Fast 30 Länder entsenden ihre besten Synchronschwimmer zum vierten Wettkampf des World Aquatics Synchronschwimm-Weltcups 2026 in Pontevedra, Spanien. Bei der Veranstaltung, die vom 29. bis 31. Mai stattfindet, werden Medaillen in acht Disziplinen vergeben.

Spanien, Bronzemedaillengewinner der Olympischen Spiele 2024 in Paris, zählt zu den Hauptfavoriten. Das spanische Team besteht aus mehreren Medaillengewinnerinnen, allen voran Iris Tío Casas.

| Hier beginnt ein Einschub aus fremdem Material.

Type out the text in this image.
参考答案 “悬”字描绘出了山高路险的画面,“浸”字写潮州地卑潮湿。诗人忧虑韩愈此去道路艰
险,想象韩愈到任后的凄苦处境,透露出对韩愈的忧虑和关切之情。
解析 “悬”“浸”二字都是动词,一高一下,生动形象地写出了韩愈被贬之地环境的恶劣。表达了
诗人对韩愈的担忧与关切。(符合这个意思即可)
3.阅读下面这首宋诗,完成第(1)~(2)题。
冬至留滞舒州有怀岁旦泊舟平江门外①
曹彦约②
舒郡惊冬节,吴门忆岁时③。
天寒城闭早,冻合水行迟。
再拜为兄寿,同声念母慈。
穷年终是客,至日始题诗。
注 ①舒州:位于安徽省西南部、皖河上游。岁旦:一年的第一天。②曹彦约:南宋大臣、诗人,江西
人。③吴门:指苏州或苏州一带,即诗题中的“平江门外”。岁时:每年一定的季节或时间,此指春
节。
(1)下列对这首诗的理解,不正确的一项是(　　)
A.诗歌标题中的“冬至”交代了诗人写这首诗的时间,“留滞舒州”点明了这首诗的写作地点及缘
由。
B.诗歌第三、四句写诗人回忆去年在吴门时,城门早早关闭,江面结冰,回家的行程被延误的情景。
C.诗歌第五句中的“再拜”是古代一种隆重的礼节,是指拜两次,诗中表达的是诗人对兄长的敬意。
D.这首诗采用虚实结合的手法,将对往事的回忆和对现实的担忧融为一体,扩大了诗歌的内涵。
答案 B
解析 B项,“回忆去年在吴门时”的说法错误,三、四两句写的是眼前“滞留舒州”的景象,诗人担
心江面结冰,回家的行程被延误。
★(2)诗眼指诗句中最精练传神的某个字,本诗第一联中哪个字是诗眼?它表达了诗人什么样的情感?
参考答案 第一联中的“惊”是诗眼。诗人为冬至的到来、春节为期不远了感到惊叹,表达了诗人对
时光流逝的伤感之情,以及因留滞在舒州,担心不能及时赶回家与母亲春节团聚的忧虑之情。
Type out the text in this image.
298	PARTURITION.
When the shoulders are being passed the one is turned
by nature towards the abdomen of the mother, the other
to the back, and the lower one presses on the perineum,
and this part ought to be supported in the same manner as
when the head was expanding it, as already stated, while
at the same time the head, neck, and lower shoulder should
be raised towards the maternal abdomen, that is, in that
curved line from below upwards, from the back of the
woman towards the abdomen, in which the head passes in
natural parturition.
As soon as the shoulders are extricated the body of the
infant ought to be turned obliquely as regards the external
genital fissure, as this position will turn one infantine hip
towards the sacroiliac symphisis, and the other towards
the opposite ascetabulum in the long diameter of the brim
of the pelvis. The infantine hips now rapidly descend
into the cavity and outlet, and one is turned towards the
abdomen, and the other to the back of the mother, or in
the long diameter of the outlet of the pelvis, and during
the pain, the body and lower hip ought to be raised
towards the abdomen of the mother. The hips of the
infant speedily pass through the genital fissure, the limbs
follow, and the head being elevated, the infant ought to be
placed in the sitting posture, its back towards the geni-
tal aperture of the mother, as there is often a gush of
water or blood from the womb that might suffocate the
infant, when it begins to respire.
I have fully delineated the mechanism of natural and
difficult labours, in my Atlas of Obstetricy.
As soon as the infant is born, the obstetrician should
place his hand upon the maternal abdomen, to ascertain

Noch vor ihrem 22. Lebensjahr hatte Iris Tio Casas bereits olympische, Welt- und Europameistertitel errungen. 2025 schrieb sie Geschichte, indem sie als erste Synchronschwimmerin Weltmeistertitel in allen vier Disziplinen gewann: Solo, Damenduett, Mixed-Duett und Team. Sie wurde zur Welt- und Europameisterin im Synchronschwimmen des Jahres 2025 gekürt. In dieser Saison konzentrierte sie sich auf ihr Training, wird aber in Pontevedra wieder an Wettkämpfen teilnehmen und im Solo-, Duett- und Teamwettbewerb antreten. Tio Casas erklärte, die Vorbereitung auf mehrere Wettkämpfe sei zwar körperlich und mental anspruchsvoll, biete aber gleichzeitig größere Möglichkeiten zur Verbesserung. Sie freue sich darauf, vor heimischer Kulisse und im Beisein ihrer Familie und Fans anzutreten, was ihr helfe, die Wettkampfnervosität zu bewältigen.

Nach den Olympischen Spielen 2024 übernahm die ehemalige spanische Star-Schwimmerin Andrea Fuentes, vierfache Olympiamedaillengewinnerin, das Amt der spanischen Nationaltrainerin. Zuvor hatte sie die USA zu einer Silbermedaille geführt. Seit ihrer Rückkehr hat Spanien bei den Schwimmweltmeisterschaften 2025 neun Medaillen gewonnen – mehr als jede andere Nation. Fuentes wird für ihre innovativen Choreografien gelobt, darunter eine viral gegangene Team-Routine zum Backstreet-Boys-Song „Backstreet’s Back“. Unter ihrer Führung zeichnet sich das spanische Team durch starke Kommunikation und großen Zusammenhalt aus.